Current and announcement
CULTURE DICTIONARY 2.0: matter–fabric–institution
May 27, 2026, 5:30 PM
“Why have language and culture been granted agency and historicity, while matter is represented as passive and unchanging, or at best inherits the potential for change as a derivative of language and culture?” — asked Ann Sophie-Lehmann, researcher of the materiality of art (The Matter of Art: Materials, Practices, Cultural Logics, 2015).

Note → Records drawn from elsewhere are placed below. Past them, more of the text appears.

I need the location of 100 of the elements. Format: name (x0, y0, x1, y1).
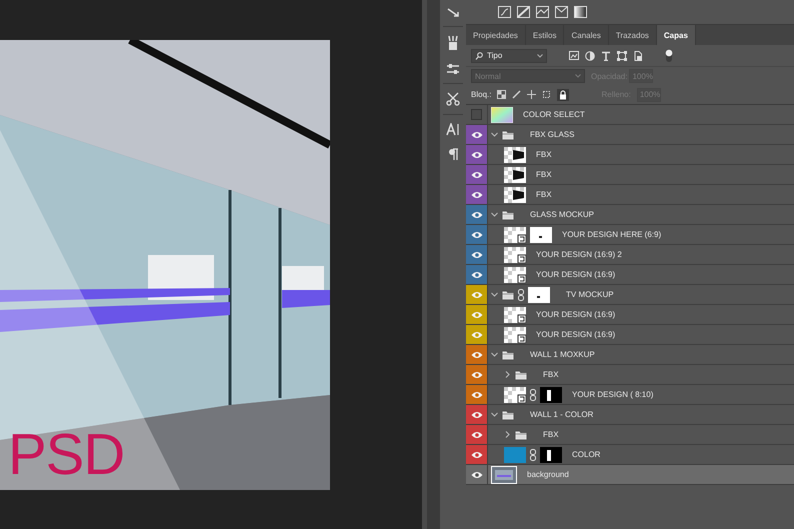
layer-row[interactable]: YOUR DESIGN (16:9) (466, 265, 794, 285)
layer-row[interactable]: COLOR (466, 445, 794, 465)
visibility-eye-icon[interactable] (470, 210, 482, 218)
folder-icon (502, 210, 514, 220)
mask-thumbnail (530, 226, 552, 242)
chevron-icon[interactable] (491, 411, 498, 418)
lock-icon[interactable] (557, 88, 570, 100)
type-filter-icon[interactable] (601, 50, 611, 60)
layer-name: FBX (543, 430, 559, 439)
visibility-eye-icon[interactable] (470, 170, 482, 178)
layer-name: YOUR DESIGN ( 8:10) (572, 390, 654, 399)
chevron-icon[interactable] (491, 351, 498, 358)
pixel-filter-icon[interactable] (569, 51, 579, 60)
smart-object-thumbnail (504, 306, 526, 322)
visibility-eye-icon[interactable] (470, 470, 482, 478)
object-thumbnail (504, 166, 526, 182)
visibility-eye-icon[interactable] (470, 130, 482, 138)
exposure-icon[interactable] (517, 6, 530, 18)
adjustment-filter-icon[interactable] (585, 50, 595, 60)
panel-tab[interactable]: Capas (656, 25, 696, 45)
folder-icon (502, 290, 514, 300)
visibility-toggle[interactable] (471, 109, 482, 120)
visibility-eye-icon[interactable] (470, 150, 482, 158)
visibility-eye-icon[interactable] (470, 250, 482, 258)
layer-row[interactable]: TV MOCKUP (466, 285, 794, 305)
gradient-map-icon[interactable] (574, 6, 587, 18)
layer-name: FBX (543, 370, 559, 379)
chevron-icon[interactable] (491, 211, 498, 218)
layer-row[interactable]: FBX GLASS (466, 125, 794, 145)
smart-object-filter-icon[interactable] (633, 50, 643, 60)
layer-row[interactable]: FBX (466, 165, 794, 185)
chevron-icon[interactable] (504, 431, 511, 438)
layer-row[interactable]: WALL 1 MOXKUP (466, 345, 794, 365)
link-icon[interactable] (530, 448, 536, 460)
layer-row[interactable]: WALL 1 - COLOR (466, 405, 794, 425)
visibility-eye-icon[interactable] (470, 390, 482, 398)
layer-name: TV MOCKUP (566, 290, 614, 299)
layer-name: YOUR DESIGN (16:9) (536, 270, 616, 279)
layer-row[interactable]: YOUR DESIGN (16:9) 2 (466, 245, 794, 265)
layer-row[interactable]: YOUR DESIGN HERE (6:9) (466, 225, 794, 245)
layer-row[interactable]: GLASS MOCKUP (466, 205, 794, 225)
lock-label: Bloq.: (471, 90, 492, 99)
chevron-icon[interactable] (491, 131, 498, 138)
psd-label: PSD (8, 426, 124, 484)
layer-name: FBX (536, 170, 552, 179)
layer-row[interactable]: YOUR DESIGN (16:9) (466, 325, 794, 345)
chevron-icon[interactable] (491, 291, 498, 298)
artboard-icon[interactable] (542, 90, 552, 99)
layer-name: GLASS MOCKUP (530, 210, 594, 219)
scissors-icon[interactable] (446, 92, 460, 106)
visibility-eye-icon[interactable] (470, 450, 482, 458)
visibility-eye-icon[interactable] (470, 190, 482, 198)
layer-name: FBX GLASS (530, 130, 574, 139)
smart-object-thumbnail (504, 326, 526, 342)
folder-icon (502, 130, 514, 140)
layer-row[interactable]: FBX (466, 145, 794, 165)
layer-row[interactable]: FBX (466, 365, 794, 385)
layer-row[interactable]: COLOR SELECT (466, 105, 794, 125)
levels-icon[interactable] (536, 6, 549, 18)
brushes-icon[interactable] (446, 35, 460, 51)
move-icon[interactable] (527, 90, 536, 99)
brush-icon[interactable] (512, 90, 522, 99)
curves-icon[interactable] (498, 6, 511, 18)
visibility-eye-icon[interactable] (470, 370, 482, 378)
mask-thumbnail (540, 386, 562, 402)
layer-filter-dropdown[interactable]: Tipo (471, 48, 547, 62)
visibility-eye-icon[interactable] (470, 410, 482, 418)
filter-toggle[interactable] (665, 48, 673, 62)
layer-name: COLOR SELECT (523, 110, 585, 119)
layer-row[interactable]: FBX (466, 185, 794, 205)
layer-name: YOUR DESIGN (16:9) (536, 330, 616, 339)
color-swatch-thumbnail (491, 106, 513, 122)
paragraph-icon[interactable] (447, 148, 459, 161)
layer-row[interactable]: background (466, 465, 794, 485)
image-thumbnail (491, 466, 517, 484)
vibrance-icon[interactable] (555, 6, 568, 18)
visibility-eye-icon[interactable] (470, 430, 482, 438)
layer-name: YOUR DESIGN (16:9) 2 (536, 250, 622, 259)
shape-filter-icon[interactable] (617, 50, 627, 60)
character-icon[interactable] (446, 123, 460, 136)
layer-row[interactable]: YOUR DESIGN (16:9) (466, 305, 794, 325)
search-icon (475, 52, 483, 60)
checkerboard-icon[interactable] (497, 90, 506, 99)
caret-icon (575, 74, 581, 78)
visibility-eye-icon[interactable] (470, 350, 482, 358)
layer-name: COLOR (572, 450, 600, 459)
visibility-eye-icon[interactable] (470, 270, 482, 278)
arrow-tool-icon[interactable] (446, 8, 460, 18)
caret-icon (537, 54, 543, 58)
chevron-icon[interactable] (504, 371, 511, 378)
link-icon[interactable] (530, 388, 536, 400)
mask-thumbnail (540, 446, 562, 462)
sliders-icon[interactable] (446, 63, 460, 75)
smart-object-thumbnail (504, 246, 526, 262)
color-fill-thumbnail (504, 446, 526, 462)
link-icon[interactable] (518, 288, 524, 300)
visibility-eye-icon[interactable] (470, 230, 482, 238)
layer-row[interactable]: FBX (466, 425, 794, 445)
layer-row[interactable]: YOUR DESIGN ( 8:10) (466, 385, 794, 405)
layer-name: YOUR DESIGN (16:9) (536, 310, 616, 319)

At the next meeting in the CULTURE DICTIONARY 2.0 series, we will collectively explore the relationships between matter, fabric, and institution. Design and artistic practices rooted in materiality and fiber art will serve as tools for imagining an institution that is soft, fibrous, adaptable, and responsive to change. Fabric, as a unique intersection of matter and meaning, will become a starting point for asking how to speak about matter, what kind of language is needed in contact with materiality, and how to recognize and restore its agency. Guided by the conceptual weave of matter–fabric–institution, we will address questions of authorship, touch and corporeality, as well as alternative ways of building relationships with works of art.

CULTURE DICTIONARY 2.0
During the meetings, we inhabit our own roles: facilitators, coordinators, artists, grant recipients, directors, officials, researchers, curators, negotiators, activists, and many others whose formulas are only now crystallizing — in order to learn how to speak about ourselves and to map tensions.
The first edition, curated by Katarzyna Maniak and Łukasz Trzciński, was realized in 2016 and concluded with a printed publication produced in cooperation with the National Centre for Culture. The year 2026 marks ten years since the publication summarizing both the outcomes and the process of the project’s first edition within a discursive framework. To what extent and in what ways have the relationships between the perspectives of the first edition changed? How has the circulation of art shifted during this time? How has the language reflecting tensions within the field — and language itself — evolved? Together, we seek answers to these and other questions by inviting all interested individuals to BWA Katowice who are ready for conversation, collaborative thinking, and the expression of differences.
The year-long program is accompanied by the work of visual artist and illustrator Agnieszka Piksа.
At present, the working group consists of: Tomasz Dąbrowski, Marta Dvorak, Małgorzata Hordyniec, Barbara Lubowiecka, Elżbieta Kaproń, Olga Kasztelewicz, Piotr Knaś, Kinga Kołodziejska, Jessica Kufa, mariia Lemperk, Konrad Mitinyarare, Joanna Rzepka-Dziedzic, Claudia Spałek, and Łukasz Trzciński.
The meeting will be led by Magdalena Furmaniuk.
Join us!

Magdalena Furmaniuk-Kopel (she/her) — PhD candidate in the humanities in the field of art studies at the Doctoral School of the University of the National Education Commission in Kraków. Graduate of Art History at the Jagiellonian University and Contemporary Art at the University of the National Education Commission. She is currently preparing a doctoral dissertation devoted to a new materialist study of textile objects created in Poland after 2000.